Part Two: Grace Period, with its twenty-three chapters, examines entering Yale Divinity School and working towards her M..A. while focusing on the logos and wisdom of such religious practice. Disappointed that the school didn't have any type of Centering Prayer practice, she starts a group of her own. However, she continues to struggle with loneliness and as she recaps her ongoing losses, she begins to find radiance and awe that help her cope. She adds other stories such as issues with her problematic neighbors, an encounter with a turtle, and other mundane everyday events that focus on her life in the ordinary. But within her daily encounters, she discovers how life can be numinous. Yet of significant importance is her ability to look at her anger and her shadow side of her personality.

Utilizing various belief systems including Buddhism, Quaker thought, Sufism,Taoism, and others, the focus is mostly on Christian thought and her primary interests in mysticism, monasticism, and the arts. She especially relates to the story of the prodigal son as she examines this parable in light of her own family. She uses various Biblical quotes and quotes from mystics such as Thomas Merton and Thomas Keating to support her insights and understanding of scripture as based on her Christianity.

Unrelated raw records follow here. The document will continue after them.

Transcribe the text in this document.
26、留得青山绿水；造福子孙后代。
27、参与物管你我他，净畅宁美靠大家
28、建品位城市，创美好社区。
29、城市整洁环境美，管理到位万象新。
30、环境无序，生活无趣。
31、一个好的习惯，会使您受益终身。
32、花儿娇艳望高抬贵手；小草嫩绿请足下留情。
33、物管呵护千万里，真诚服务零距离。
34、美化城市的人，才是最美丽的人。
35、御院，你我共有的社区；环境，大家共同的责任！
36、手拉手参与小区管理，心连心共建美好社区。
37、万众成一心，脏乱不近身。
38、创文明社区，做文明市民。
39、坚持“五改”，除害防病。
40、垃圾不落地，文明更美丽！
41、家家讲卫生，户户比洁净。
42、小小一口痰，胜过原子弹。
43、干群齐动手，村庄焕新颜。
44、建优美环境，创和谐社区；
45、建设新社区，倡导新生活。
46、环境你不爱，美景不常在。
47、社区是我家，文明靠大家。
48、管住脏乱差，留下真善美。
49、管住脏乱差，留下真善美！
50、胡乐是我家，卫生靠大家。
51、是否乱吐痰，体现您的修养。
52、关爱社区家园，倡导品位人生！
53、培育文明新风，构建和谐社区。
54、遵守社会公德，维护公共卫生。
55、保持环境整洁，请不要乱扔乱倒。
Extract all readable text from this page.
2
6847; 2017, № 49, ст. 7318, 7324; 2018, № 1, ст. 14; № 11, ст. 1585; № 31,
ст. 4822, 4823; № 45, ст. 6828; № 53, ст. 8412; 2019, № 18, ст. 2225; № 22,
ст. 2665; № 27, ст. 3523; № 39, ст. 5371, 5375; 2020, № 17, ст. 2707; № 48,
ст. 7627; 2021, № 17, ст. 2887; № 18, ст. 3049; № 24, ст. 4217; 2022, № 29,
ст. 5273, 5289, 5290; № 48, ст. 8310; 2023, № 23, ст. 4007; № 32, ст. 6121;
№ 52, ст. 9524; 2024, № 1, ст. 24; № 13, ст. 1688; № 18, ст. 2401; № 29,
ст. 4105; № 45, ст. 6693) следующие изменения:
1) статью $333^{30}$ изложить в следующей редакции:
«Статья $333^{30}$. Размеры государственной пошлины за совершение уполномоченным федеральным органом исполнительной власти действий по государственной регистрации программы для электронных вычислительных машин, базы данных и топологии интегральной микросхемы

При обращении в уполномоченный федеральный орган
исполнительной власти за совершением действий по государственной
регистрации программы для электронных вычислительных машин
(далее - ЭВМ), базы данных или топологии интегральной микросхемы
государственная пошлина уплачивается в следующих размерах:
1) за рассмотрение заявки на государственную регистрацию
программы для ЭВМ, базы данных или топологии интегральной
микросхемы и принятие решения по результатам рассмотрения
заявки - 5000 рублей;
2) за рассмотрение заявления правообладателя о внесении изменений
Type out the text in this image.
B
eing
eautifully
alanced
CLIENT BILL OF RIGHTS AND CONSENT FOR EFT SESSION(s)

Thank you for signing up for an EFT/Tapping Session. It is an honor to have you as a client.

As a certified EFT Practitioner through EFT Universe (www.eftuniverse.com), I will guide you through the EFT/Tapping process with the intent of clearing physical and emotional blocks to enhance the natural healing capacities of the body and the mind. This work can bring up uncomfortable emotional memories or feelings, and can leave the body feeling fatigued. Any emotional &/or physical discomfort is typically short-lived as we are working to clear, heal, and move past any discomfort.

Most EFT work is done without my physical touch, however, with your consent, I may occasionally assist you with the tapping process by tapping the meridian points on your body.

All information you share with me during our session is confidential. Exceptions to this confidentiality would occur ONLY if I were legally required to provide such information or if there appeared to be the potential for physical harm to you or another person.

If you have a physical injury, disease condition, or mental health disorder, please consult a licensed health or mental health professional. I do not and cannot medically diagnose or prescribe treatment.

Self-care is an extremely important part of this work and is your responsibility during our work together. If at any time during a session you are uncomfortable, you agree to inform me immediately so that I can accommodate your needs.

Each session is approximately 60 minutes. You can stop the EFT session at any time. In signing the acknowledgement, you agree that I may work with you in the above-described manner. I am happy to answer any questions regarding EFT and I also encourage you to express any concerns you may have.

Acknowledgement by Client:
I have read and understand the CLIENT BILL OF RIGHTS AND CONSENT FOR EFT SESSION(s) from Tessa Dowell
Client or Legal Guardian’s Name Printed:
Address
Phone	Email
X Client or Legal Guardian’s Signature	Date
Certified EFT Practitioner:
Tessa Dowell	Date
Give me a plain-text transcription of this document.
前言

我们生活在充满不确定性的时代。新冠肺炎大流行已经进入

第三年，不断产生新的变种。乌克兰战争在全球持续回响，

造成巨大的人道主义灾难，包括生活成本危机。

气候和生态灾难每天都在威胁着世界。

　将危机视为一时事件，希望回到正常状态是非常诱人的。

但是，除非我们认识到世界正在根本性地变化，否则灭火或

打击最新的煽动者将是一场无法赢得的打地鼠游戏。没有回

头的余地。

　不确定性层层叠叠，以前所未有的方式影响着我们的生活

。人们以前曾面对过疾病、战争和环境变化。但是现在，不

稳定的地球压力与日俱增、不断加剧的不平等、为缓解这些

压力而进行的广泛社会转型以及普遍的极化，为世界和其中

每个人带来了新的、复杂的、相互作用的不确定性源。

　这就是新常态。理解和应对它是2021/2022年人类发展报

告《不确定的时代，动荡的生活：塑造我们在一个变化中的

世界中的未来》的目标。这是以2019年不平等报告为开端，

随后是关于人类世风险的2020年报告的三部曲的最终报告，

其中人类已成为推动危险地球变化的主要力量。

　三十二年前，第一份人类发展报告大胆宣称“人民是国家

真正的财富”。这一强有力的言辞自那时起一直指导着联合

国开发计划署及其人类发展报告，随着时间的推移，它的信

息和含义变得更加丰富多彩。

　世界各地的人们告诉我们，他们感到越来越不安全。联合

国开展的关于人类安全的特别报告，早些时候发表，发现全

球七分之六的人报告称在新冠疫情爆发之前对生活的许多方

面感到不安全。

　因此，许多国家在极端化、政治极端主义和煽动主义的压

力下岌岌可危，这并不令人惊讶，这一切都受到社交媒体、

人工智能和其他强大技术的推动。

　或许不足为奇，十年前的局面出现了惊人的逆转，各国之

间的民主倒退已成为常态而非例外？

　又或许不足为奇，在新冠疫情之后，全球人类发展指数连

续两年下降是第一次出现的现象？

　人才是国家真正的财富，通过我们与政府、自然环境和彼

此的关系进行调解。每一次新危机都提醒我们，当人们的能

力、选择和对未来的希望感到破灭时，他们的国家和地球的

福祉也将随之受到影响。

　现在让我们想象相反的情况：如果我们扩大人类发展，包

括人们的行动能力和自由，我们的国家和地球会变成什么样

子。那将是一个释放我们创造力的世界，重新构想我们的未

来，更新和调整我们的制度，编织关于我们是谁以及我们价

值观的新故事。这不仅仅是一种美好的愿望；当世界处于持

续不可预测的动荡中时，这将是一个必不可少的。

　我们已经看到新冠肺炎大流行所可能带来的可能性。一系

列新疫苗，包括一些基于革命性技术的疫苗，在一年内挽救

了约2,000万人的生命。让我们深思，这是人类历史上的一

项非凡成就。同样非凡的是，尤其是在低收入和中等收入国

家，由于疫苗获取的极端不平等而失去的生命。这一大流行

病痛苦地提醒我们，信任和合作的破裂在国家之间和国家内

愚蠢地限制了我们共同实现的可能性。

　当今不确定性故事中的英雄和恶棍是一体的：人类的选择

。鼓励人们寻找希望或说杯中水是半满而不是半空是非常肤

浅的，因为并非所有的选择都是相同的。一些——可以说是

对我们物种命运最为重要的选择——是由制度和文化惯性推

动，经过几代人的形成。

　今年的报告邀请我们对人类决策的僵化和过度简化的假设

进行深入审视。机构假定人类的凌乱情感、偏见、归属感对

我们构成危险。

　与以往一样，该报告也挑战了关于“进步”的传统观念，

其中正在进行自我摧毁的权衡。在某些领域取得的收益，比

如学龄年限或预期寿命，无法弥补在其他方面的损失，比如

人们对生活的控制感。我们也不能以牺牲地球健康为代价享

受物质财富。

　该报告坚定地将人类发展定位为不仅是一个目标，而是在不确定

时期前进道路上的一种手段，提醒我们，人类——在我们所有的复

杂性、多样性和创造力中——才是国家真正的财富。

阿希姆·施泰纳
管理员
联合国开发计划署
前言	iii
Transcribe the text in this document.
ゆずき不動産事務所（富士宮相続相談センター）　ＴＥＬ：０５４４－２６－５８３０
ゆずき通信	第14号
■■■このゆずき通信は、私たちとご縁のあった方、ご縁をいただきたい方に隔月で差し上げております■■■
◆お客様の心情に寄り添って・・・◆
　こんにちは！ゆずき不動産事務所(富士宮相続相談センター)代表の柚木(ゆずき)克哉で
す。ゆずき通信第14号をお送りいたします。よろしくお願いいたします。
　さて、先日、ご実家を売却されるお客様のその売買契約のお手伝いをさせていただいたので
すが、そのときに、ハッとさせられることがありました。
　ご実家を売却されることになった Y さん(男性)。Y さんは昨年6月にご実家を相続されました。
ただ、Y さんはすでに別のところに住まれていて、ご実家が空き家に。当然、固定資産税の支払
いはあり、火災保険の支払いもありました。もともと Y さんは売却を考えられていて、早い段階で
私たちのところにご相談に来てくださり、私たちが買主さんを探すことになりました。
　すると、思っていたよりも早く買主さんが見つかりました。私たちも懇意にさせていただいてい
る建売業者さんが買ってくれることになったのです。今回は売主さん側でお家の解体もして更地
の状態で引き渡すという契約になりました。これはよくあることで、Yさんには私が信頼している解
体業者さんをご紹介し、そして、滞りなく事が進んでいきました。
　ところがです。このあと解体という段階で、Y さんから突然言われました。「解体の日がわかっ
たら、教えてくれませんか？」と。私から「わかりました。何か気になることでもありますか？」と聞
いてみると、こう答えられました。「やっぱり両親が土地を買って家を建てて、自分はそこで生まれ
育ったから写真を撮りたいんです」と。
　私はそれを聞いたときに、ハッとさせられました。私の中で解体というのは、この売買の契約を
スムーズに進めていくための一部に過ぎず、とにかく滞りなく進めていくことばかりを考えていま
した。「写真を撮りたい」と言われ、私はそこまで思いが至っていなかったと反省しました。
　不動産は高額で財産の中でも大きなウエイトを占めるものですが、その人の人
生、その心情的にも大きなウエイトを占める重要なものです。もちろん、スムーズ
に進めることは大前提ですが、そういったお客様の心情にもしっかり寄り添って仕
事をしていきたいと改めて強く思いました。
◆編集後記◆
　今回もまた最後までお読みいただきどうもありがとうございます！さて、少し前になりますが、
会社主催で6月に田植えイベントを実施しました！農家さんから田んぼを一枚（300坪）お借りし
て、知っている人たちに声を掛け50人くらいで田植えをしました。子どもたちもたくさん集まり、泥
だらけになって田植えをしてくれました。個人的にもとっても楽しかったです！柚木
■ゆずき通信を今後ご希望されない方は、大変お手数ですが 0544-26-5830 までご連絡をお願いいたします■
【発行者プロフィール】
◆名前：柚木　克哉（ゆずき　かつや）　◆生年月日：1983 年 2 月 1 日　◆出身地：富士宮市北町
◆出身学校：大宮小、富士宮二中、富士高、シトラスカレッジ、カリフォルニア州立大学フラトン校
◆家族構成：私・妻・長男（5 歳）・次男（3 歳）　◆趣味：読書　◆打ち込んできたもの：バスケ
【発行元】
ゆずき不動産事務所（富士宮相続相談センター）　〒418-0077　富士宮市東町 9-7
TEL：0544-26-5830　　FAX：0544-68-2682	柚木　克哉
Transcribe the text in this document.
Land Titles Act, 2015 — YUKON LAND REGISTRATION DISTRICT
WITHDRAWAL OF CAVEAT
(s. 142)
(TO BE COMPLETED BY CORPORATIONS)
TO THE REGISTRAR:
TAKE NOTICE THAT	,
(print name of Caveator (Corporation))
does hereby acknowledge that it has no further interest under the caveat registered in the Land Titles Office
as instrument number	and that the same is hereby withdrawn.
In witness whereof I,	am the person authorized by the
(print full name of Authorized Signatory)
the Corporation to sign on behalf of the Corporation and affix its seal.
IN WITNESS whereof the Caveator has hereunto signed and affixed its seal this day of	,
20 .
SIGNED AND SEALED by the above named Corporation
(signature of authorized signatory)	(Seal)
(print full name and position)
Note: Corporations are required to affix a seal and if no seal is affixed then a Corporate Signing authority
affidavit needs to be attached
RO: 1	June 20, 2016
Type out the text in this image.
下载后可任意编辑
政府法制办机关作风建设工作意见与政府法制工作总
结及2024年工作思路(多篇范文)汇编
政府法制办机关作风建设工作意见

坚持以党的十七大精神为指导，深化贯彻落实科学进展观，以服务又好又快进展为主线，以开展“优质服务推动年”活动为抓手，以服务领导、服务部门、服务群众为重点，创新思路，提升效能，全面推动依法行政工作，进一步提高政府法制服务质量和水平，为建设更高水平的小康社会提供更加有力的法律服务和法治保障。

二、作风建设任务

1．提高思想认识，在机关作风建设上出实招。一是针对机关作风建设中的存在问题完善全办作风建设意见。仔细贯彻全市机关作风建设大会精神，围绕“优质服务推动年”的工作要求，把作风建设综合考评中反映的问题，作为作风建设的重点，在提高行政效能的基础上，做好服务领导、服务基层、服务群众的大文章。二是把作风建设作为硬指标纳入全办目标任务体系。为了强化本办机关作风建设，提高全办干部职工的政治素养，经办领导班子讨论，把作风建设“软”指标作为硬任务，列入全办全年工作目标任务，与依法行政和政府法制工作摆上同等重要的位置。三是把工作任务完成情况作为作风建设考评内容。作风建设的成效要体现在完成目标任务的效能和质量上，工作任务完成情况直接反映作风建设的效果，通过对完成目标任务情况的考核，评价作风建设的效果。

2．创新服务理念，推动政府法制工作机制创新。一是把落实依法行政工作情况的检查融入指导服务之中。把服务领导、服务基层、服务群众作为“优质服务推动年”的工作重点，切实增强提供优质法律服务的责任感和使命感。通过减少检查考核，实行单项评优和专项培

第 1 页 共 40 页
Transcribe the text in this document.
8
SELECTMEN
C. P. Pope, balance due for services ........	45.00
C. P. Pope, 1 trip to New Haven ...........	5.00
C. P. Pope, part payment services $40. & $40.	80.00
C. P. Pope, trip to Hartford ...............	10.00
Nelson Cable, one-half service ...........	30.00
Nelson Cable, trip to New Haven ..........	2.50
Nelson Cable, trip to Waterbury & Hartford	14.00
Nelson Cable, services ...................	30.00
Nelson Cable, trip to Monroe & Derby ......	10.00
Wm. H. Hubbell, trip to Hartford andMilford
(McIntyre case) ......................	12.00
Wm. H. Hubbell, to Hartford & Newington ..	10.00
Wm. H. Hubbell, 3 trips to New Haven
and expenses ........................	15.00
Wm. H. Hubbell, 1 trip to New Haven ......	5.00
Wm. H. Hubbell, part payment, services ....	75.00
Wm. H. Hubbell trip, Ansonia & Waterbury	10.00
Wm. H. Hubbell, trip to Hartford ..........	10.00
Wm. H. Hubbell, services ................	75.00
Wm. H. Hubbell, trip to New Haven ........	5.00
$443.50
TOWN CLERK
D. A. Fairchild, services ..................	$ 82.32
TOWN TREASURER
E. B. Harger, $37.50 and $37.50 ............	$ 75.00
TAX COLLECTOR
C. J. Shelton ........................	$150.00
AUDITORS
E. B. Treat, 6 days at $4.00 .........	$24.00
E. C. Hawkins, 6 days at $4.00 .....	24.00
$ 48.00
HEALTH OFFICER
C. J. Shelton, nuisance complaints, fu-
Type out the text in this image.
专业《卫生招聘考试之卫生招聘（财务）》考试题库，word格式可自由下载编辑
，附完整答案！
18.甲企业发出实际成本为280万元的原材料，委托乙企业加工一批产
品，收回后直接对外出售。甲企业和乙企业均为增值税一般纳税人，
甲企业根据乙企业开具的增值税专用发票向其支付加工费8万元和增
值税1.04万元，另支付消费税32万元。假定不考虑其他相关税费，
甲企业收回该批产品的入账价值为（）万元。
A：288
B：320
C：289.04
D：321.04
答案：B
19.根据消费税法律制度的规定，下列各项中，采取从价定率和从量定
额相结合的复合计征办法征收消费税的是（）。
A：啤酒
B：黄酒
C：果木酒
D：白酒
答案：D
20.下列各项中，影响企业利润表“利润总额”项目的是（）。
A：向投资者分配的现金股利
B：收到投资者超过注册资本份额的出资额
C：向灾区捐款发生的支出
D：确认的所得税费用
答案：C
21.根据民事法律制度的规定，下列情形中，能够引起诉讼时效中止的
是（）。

The writing is descriptive, centered, and expansive into the grace of God. One can relate to the ordinary life she describes regarding the basic day-to-day activities. The last chapter is the most beautifully written one as she summarizes her transformation. And while Popham might not know what she needs to do in her life, it appears that she has finally learned how to be instead of how to just do. In the end, this could be anyone's autobiography, for we all have a story to tell. The difference may be her search and longing for a religious and spiritual focus, as well as her transformation of everyday life as her ordination into the ordinary through her God.